Swagger UI — exposing API documentation without a server

The need

An API has an openapi.json file describing its endpoints, models, and parameters. The goal is to expose a browsable Swagger UI for the developers consuming the API — without deploying a Node.js server, without embedding Swagger UI in the application, and without maintaining dedicated infrastructure.

The solution with Otoroshi

Otoroshi includes a SwaggerUi plugin that serves a full Swagger UI from a URL pointing to an OpenAPI file. No server to provision: Otoroshi handles the Swagger rendering directly.

{
  "plugin": "cp:otoroshi.next.plugins.SwaggerUi",
  "config": {
    "openapi_url": "https://api.my-project.example.com/doc/openapi.json"
  }
}

A dedicated route is created:

"frontend": {
  "domains": ["api.my-project.example.com/swagger"]
}

By visiting https://api.my-project.example.com/swagger, developers get a full, interactive Swagger UI pointing to the API’s OpenAPI file.

graph LR
    Dev["👩‍💻 Developer"]
    Oto["⚙️ Otoroshi
SwaggerUi plugin"] Json["📄 openapi.json"] Dev -->|"GET /swagger"| Oto Oto -->|"Swagger UI + fetch"| Dev Dev -->|"fetch openapi.json"| Json

What this replaces

Without this plugin, the classic options would be:

  • Embedding Swagger UI in the backend application (dependency, configuration, maintenance)
  • Deploying a dedicated Swagger UI container (an extra Clever Cloud app, a deployment to maintain)
  • Using Swagger Editor online (no customisation, no custom domain)
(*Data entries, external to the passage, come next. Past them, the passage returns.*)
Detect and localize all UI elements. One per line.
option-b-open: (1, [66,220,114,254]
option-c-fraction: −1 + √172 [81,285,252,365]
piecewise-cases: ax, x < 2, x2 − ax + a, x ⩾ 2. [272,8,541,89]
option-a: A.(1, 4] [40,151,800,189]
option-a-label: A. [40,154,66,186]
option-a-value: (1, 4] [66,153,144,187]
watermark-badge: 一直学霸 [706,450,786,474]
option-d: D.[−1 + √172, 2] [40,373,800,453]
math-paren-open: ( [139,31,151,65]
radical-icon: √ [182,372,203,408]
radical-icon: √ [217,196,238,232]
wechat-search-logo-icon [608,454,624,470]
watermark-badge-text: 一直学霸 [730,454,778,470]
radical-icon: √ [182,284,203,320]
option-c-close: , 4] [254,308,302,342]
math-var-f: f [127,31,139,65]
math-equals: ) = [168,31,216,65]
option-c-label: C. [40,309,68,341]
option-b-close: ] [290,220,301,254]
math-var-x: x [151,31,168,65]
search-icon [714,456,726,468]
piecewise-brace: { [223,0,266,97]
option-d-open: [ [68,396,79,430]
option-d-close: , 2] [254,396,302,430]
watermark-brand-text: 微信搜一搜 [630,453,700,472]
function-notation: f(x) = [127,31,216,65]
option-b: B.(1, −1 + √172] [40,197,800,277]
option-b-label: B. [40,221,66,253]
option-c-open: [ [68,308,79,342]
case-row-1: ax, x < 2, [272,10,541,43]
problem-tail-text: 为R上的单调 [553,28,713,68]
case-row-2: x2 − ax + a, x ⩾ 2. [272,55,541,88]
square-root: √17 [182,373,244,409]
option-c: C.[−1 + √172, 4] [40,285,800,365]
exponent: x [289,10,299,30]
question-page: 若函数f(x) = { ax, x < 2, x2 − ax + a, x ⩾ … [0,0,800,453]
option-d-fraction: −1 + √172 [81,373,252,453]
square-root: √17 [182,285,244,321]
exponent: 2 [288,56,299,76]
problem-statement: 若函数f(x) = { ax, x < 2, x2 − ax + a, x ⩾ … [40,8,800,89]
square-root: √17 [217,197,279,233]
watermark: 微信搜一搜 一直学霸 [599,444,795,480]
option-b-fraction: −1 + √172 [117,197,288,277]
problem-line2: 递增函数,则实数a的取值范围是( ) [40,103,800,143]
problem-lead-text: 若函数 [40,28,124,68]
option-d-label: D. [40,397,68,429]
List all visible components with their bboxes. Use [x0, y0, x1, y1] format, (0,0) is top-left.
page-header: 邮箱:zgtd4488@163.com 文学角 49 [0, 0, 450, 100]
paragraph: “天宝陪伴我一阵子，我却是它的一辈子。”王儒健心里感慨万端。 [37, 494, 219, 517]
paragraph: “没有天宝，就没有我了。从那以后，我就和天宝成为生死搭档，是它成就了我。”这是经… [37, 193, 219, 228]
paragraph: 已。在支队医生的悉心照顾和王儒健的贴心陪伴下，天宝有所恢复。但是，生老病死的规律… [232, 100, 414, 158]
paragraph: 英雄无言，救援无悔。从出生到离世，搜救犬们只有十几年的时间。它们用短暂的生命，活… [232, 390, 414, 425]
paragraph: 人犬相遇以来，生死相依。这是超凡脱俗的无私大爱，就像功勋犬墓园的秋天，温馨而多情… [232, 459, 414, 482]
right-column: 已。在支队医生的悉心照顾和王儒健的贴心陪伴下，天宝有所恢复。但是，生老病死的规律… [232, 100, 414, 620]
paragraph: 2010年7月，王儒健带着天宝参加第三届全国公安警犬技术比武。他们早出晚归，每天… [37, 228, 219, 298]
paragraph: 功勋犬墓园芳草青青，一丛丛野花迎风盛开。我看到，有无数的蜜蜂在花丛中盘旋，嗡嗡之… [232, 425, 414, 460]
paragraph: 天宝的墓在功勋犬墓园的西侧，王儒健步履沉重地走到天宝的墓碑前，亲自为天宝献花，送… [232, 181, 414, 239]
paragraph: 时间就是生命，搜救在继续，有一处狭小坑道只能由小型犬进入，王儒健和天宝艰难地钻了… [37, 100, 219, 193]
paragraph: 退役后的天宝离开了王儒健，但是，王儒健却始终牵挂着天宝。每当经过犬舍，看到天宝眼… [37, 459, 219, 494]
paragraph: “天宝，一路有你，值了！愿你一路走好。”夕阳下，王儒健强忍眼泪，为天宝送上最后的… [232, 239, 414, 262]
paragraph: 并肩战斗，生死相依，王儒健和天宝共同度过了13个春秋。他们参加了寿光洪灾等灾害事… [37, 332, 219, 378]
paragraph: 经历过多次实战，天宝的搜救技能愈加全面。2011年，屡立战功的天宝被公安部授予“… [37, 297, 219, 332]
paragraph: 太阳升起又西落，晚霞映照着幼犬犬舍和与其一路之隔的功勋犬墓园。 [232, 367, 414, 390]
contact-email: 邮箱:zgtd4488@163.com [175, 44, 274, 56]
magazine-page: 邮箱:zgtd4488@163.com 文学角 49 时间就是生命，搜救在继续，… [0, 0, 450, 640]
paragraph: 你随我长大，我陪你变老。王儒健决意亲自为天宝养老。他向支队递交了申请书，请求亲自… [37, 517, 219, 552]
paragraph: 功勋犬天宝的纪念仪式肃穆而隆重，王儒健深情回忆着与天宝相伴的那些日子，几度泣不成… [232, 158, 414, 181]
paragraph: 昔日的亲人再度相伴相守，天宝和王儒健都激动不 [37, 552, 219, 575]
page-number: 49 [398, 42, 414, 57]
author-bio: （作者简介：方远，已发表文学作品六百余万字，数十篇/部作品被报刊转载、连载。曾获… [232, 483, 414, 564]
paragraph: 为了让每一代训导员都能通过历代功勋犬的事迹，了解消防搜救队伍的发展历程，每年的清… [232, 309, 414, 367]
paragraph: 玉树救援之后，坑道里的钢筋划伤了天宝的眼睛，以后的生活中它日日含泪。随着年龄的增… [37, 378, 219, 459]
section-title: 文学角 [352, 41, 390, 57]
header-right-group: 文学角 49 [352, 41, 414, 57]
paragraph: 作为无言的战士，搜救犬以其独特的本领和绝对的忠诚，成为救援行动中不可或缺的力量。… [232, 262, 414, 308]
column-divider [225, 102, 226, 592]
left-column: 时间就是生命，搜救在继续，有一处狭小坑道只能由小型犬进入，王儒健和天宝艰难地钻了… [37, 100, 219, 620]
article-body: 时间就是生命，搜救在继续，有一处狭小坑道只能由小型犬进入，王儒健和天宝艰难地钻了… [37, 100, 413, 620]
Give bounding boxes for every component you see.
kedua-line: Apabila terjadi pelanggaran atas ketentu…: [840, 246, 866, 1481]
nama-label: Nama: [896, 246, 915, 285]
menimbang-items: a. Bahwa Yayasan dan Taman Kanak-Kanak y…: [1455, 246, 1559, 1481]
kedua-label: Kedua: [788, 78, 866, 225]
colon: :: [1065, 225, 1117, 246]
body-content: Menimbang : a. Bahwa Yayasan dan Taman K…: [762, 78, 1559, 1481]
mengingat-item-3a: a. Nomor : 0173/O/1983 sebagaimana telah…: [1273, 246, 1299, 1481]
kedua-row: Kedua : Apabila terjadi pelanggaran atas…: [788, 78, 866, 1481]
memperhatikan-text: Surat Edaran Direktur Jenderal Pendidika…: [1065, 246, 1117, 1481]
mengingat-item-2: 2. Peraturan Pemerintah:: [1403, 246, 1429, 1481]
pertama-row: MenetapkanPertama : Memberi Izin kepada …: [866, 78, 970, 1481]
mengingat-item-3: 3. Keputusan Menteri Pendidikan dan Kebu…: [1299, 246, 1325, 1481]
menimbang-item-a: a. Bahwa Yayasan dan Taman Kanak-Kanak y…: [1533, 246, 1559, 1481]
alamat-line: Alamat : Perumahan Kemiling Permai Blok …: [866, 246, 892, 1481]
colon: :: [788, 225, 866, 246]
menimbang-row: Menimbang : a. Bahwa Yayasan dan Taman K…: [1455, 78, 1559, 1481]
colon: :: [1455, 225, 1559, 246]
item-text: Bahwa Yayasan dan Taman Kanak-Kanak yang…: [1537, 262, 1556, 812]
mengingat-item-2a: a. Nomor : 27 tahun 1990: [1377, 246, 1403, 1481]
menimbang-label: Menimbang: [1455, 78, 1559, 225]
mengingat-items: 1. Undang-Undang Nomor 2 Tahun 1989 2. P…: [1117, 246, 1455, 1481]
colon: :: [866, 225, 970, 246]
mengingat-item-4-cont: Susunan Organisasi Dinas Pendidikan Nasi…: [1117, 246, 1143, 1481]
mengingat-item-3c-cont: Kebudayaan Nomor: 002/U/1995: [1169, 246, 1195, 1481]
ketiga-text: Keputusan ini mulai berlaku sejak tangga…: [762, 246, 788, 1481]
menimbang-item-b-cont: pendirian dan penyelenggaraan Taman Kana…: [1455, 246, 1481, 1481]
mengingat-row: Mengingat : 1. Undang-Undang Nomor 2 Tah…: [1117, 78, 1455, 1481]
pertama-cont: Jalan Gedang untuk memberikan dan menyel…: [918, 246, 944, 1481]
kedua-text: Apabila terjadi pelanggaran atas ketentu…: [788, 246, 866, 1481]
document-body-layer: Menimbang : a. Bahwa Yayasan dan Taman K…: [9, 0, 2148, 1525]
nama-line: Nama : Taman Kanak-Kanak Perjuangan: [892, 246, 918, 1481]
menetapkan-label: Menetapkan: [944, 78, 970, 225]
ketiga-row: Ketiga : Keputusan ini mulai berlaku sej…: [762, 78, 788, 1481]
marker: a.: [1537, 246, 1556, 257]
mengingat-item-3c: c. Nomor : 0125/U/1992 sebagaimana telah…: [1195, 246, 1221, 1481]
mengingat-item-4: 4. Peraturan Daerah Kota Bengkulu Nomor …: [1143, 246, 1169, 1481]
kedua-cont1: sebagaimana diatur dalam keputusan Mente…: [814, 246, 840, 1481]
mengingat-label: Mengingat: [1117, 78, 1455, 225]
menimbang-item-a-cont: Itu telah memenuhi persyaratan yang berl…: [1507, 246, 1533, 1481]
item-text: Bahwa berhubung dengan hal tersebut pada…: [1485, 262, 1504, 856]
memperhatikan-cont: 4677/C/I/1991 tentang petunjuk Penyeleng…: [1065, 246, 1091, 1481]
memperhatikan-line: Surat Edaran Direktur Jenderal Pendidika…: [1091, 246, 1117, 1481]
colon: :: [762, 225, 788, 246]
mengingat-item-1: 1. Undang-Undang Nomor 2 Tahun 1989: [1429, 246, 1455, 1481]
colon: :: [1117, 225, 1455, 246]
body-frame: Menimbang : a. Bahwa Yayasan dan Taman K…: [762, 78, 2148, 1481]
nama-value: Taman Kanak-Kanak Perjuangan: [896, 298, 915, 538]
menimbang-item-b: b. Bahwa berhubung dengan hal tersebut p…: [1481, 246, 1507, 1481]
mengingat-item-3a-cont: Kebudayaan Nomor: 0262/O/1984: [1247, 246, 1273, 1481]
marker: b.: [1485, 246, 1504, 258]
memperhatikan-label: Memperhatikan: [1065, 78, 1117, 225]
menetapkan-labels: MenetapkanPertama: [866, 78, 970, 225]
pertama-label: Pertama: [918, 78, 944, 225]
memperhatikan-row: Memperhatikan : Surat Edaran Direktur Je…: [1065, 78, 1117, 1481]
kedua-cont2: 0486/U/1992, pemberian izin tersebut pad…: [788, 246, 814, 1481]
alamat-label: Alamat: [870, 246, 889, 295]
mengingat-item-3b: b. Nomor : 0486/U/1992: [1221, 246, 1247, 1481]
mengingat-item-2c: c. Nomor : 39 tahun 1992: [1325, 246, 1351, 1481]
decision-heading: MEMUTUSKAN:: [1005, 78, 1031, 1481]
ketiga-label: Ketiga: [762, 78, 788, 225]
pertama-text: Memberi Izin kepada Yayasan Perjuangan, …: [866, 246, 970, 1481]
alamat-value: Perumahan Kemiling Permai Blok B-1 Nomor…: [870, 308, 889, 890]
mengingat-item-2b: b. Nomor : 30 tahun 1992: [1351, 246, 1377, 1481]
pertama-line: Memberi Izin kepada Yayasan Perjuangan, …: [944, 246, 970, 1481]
With the SwaggerUi plugin, documentation is available seconds after configuring the route — and the openapi.json file remains the only source of truth to maintain.


Key takeaways

These two features illustrate an often underestimated aspect of Otoroshi: its ability to replace entire applications for static content or presentation needs.

On Clever Cloud, every deployed application has a cost in resources and maintenance. For simple needs — documentation, assets, static pages — Otoroshi backends avoid a full deployment while benefiting from the same routing, the same plugins (auth, cache, CORS), and the same domains as application routes.


Series wrap-up

Nine use cases, one Otoroshi instance, dozens of applications served. Find all the articles in the series:

  1. Introduction
  2. #1: one app, three exposures
  3. #2: everyday HTTP
  4. #3: security & performance
  5. #4: Funny Features (this article)

Key takeaways from this series:

Otoroshi as a control layer — routing, security, HTTP transformation, caching, authentication: everything is configured in one place, without modifying application code.

Clever Cloud as the foundation — applications and add-ons (PostgreSQL/PostGIS, Cellar S3, Otoroshi itself) are provisioned and operated by the platform. The team focuses on business value, not infrastructure.

The duo in production — the use cases in this series are not theoretical examples. They come from real projects, in production, with real availability and performance constraints.